Ils surveillent du coin de l’œil la maison de la mère Thume. Ils sont à l’affût du moindre mouvement. Ils espèrent entrevoir une ombre passant derrière les rideaux, ou un signe par la demi-fenêtre du sous-sol, ou entendre un appel au secours. » (p. 35-36)

  • Séquences dialoguées permettant d’établir le lien entre les personnages.

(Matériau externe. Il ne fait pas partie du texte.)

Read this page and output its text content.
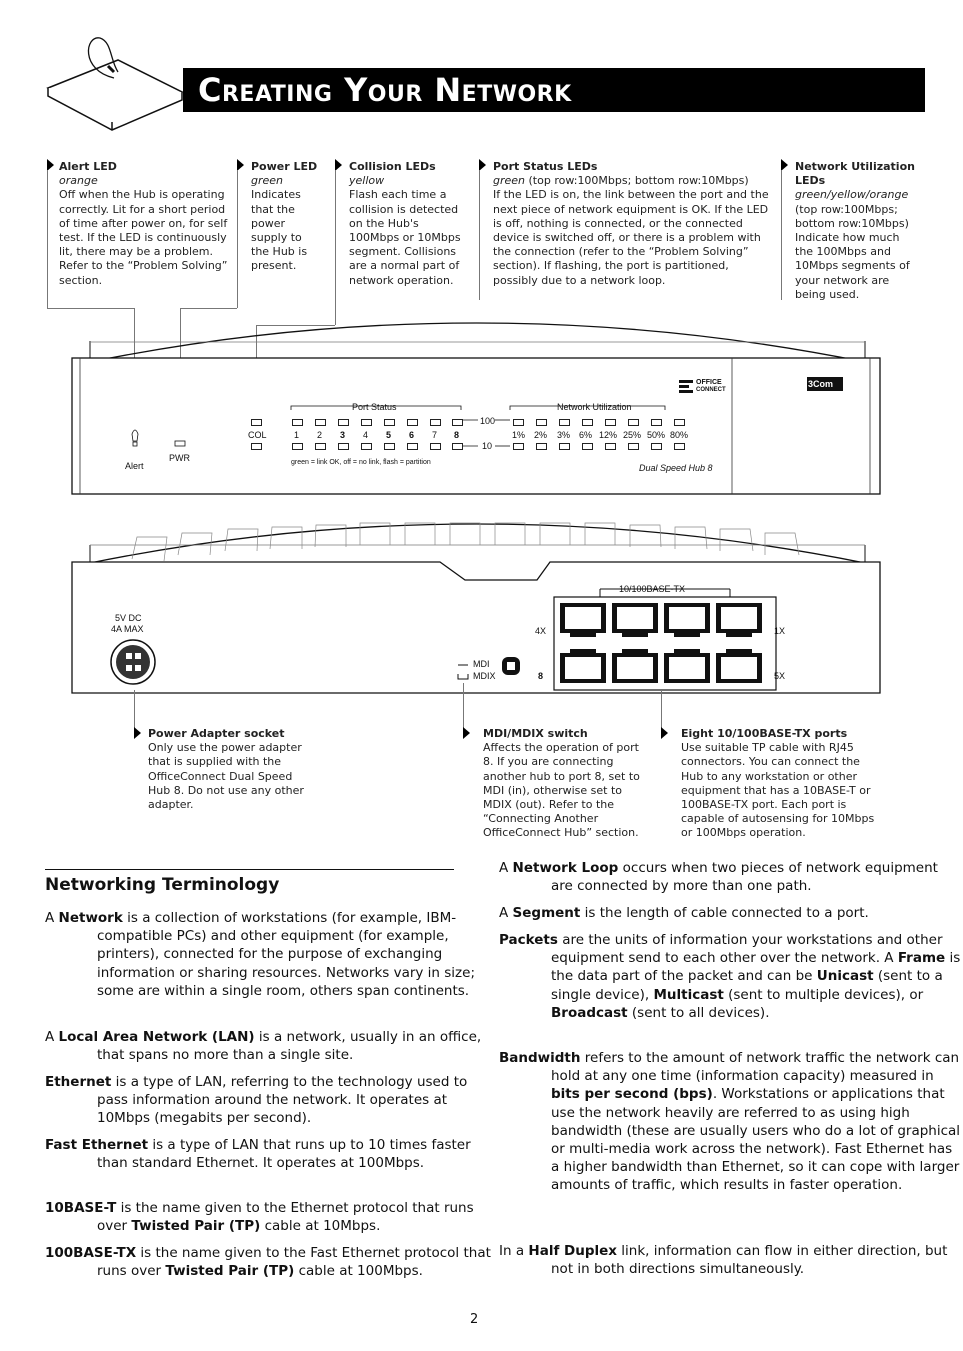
Creating Your Network
Alert LED
orange
Off when the Hub is operating correctly. Lit for a short period of time after power on, for self test. If the LED is continuously lit, there may be a problem. Refer to the “Problem Solving” section.
Power LED
green
Indicates that the power supply to the Hub is present.
Collision LEDs
yellow
Flash each time a collision is detected on the Hub's 100Mbps or 10Mbps segment. Collisions are a normal part of network operation.
Port Status LEDs
green (top row:100Mbps; bottom row:10Mbps)
If the LED is on, the link between the port and the next piece of network equipment is OK. If the LED is off, nothing is connected, or the connected device is switched off, or there is a problem with the connection (refer to the “Problem Solving” section). If flashing, the port is partitioned, possibly due to a network loop.
Network Utilization LEDs
green/yellow/orange
(top row:100Mbps; bottom row:10Mbps) Indicate how much the 100Mbps and 10Mbps segments of your network are being used.
Alert
PWR
COL
Port Status	Network Utilization
100
10
1 2 3 4 5 6 7 8	1% 2% 3% 6% 12% 25% 50% 80%
green = link OK, off = no link, flash = partition
Dual Speed Hub 8
OFFICE
CONNECT
3Com
5V DC
4A MAX
MDI
MDIX	8
10/100BASE-TX
4X	1X
5X
Power Adapter socket
Only use the power adapter that is supplied with the OfficeConnect Dual Speed Hub 8. Do not use any other adapter.
MDI/MDIX switch
Affects the operation of port 8. If you are connecting another hub to port 8, set to MDI (in), otherwise set to MDIX (out). Refer to the “Connecting Another OfficeConnect Hub” section.
Eight 10/100BASE-TX ports
Use suitable TP cable with RJ45 connectors. You can connect the Hub to any workstation or other equipment that has a 10BASE-T or 100BASE-TX port. Each port is capable of autosensing for 10Mbps or 100Mbps operation.
Networking Terminology
A Network is a collection of workstations (for example, IBM-compatible PCs) and other equipment (for example, printers), connected for the purpose of exchanging information or sharing resources. Networks vary in size; some are within a single room, others span continents.
A Local Area Network (LAN) is a network, usually in an office, that spans no more than a single site.
Ethernet is a type of LAN, referring to the technology used to pass information around the network. It operates at 10Mbps (megabits per second).
Fast Ethernet is a type of LAN that runs up to 10 times faster than standard Ethernet. It operates at 100Mbps.
10BASE-T is the name given to the Ethernet protocol that runs over Twisted Pair (TP) cable at 10Mbps.
100BASE-TX is the name given to the Fast Ethernet protocol that runs over Twisted Pair (TP) cable at 100Mbps.
A Network Loop occurs when two pieces of network equipment are connected by more than one path.
A Segment is the length of cable connected to a port.
Packets are the units of information your workstations and other equipment send to each other over the network. A Frame is the data part of the packet and can be Unicast (sent to a single device), Multicast (sent to multiple devices), or Broadcast (sent to all devices).
Bandwidth refers to the amount of network traffic the network can hold at any one time (information capacity) measured in bits per second (bps). Workstations or applications that use the network heavily are referred to as using high bandwidth (these are usually users who do a lot of graphical or multi-media work across the network). Fast Ethernet has a higher bandwidth than Ethernet, so it can cope with larger amounts of traffic, which results in faster operation.
In a Half Duplex link, information can flow in either direction, but not in both directions simultaneously.
2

« – Eh bien, qu’est-ce qui vous arrive? On dirait que vous avez croisé une sorcière…
– Oui, justement! s’écrient en chœur le frère et la sœur. Une sorcière! Nous l’avons vue! C’est atroce! Elle kidnappe les enfants!
– Qu’est-ce que c’est que cette histoire? disent les parents. Une sorcière? Ça n’existe pas, voyons.
– Ça existe! hurle Donatien. Nous l’avons vue. C’est la mère Thume. Elle transportait un enfant volé sur son dos, dans un sac. Elle va l’enfermer dans sa cave! » (p. 25)

Pistes d'exploitation

  • Demander aux élèves de chercher la définition du mot « amertume » dans le dictionnaire. Leur proposer de rédiger un texte d’opinion sur la question suivante : Selon toi, pourquoi l’auteur a-t-il choisi de nommer madame Thume « la mère Thume »? Les inviter à lire leur texte devant le groupe-classe.
  • Inviter les élèves à prendre part à une table ronde traitant de la question suivante : Les enfants avaient-ils raison de croire que la mère Thume était une sorcière à cause de son apparence et de son comportement bizarre?
  • En groupe-classe, animer une discussion au sujet du secret de la mère Thume, tel que révélé par l’auteur à la fin de l’œuvre. Susciter la discussion en posant des questions : Comment se sentait la mère Thume? Que peux-tu faire pour aider les personnes âgées à se sentir moins isolées?

Conseils d'utilisation

  • Rappeler aux élèves les règles de sécurité à suivre lorsqu’ils sont en présence de personnes inconnues.
  • Présenter ou revoir les caractéristiques du texte d’opinion.
  • Revoir les règles de la table ronde.
  • Inciter les élèves à lire une autre œuvre de la même série, soit L’Enlèvement de la mère Thume, dont la fiche pédagogique se trouve dans FousDeLire

Ressource(s) additionnelle(s)

  • IDÉLLO.org, ressources éducatives en ligne, 1re à 4e année, Série : Célestin, Les quatre règles d’or.
  • IDÉLLO.org, ressources éducatives en ligne, 3e et 4e année, Série : Célestin, Danger à la cave.